Acababa de recoger mi canastón navideño: bañador de plástico, botella de
vino, panetón, galletas y chocolates; iba caminando por la Av. Heroínas pensando
que el año podía acabar bien después de todo. Eran las 11 de la mañana
con un sol enfermo de calor, usé el bañador de plástico color fucsia como sombrero improvisado, llegué a una plaza y entonces la
vi.
Descalza sobre una pequeña pirámide escalonada; con el cabello largo y
suelto. El cabello, esa es la clave de todo esto; entonces él apareció, subió las
gradas hasta alcanzarla, ella retrocedió dos pasos, sintió miedo —en retrospectiva,
creo que todos lo sentimos— y luego contaron: Uno,
dos, tres, cuatro cinco, seis, siete, ocho; ella se dio la vuelta y él la
sujetó del cabello, como tantas otras veces, pero ahora con una tijera entre
manos.
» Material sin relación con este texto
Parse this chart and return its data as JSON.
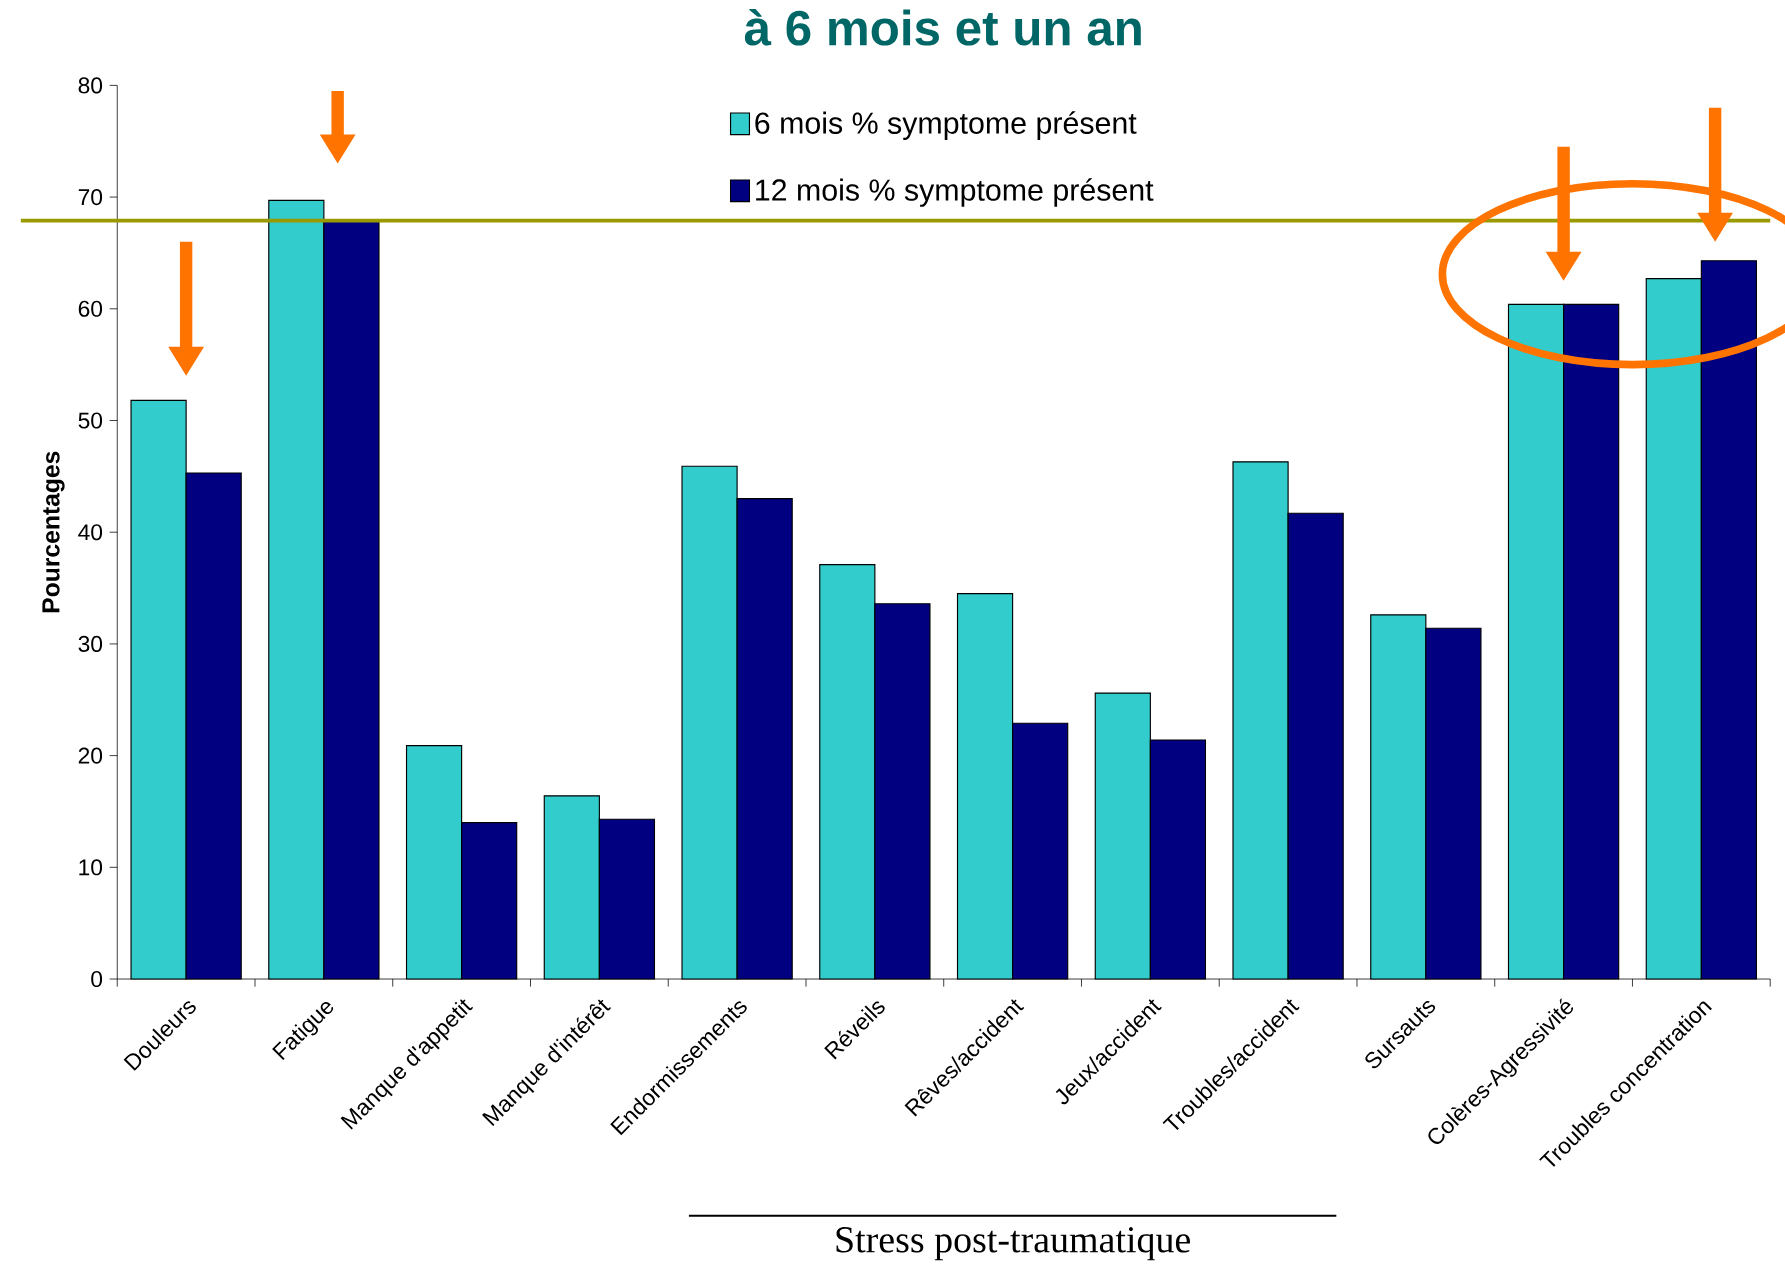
{
  "chart_data": {
    "type": "bar",
    "title": "à 6 mois et un an",
    "ylabel": "Pourcentages",
    "categories": [
      "Douleurs",
      "Fatigue",
      "Manque d'appetit",
      "Manque d'intérêt",
      "Endormissements",
      "Réveils",
      "Rêves/accident",
      "Jeux/accident",
      "Troubles/accident",
      "Sursauts",
      "Colères-Agressivité",
      "Troubles concentration"
    ],
    "series": [
      {
        "name": "6 mois % symptome présent",
        "color": "#33cccc",
        "values": [
          51.8,
          69.7,
          20.9,
          16.4,
          45.9,
          37.1,
          34.5,
          25.6,
          46.3,
          32.6,
          60.4,
          62.7
        ]
      },
      {
        "name": "12 mois % symptome présent",
        "color": "#000080",
        "values": [
          45.3,
          67.9,
          14.0,
          14.3,
          43.0,
          33.6,
          22.9,
          21.4,
          41.7,
          31.4,
          60.4,
          64.3
        ]
      }
    ],
    "ylim": [
      0,
      80
    ],
    "yticks": [
      0,
      10,
      20,
      30,
      40,
      50,
      60,
      70,
      80
    ],
    "ref_lines": [
      {
        "axis": "y",
        "value": 67.9,
        "color": "#999900"
      }
    ],
    "legend": "top",
    "annotations": [
      "Stress post-traumatique"
    ]
  }
}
Lo cortó casi de raíz, le entregó el mechón, arrojó la tijera y
se fue —o huyó— ella bajó por las gradas esparciendo sus cabellos por todo el lugar.
Me entregaron un papel con una nota:
"Aquél con quién viví una relación amorosa, intensa y violenta, lo invito a que corte mi cabello, tomando mi pelo de la misma forma que lo hacía cuando me agredía.
Liberándonos así de esas experiencias dañinas, dejando en el pelo cortado ese círculo dañino emocional y violento del que fuimos parte".
Emprendí el regreso a casa pensando en lo sucedido, definitivamente este
año no está para primaveras y flores.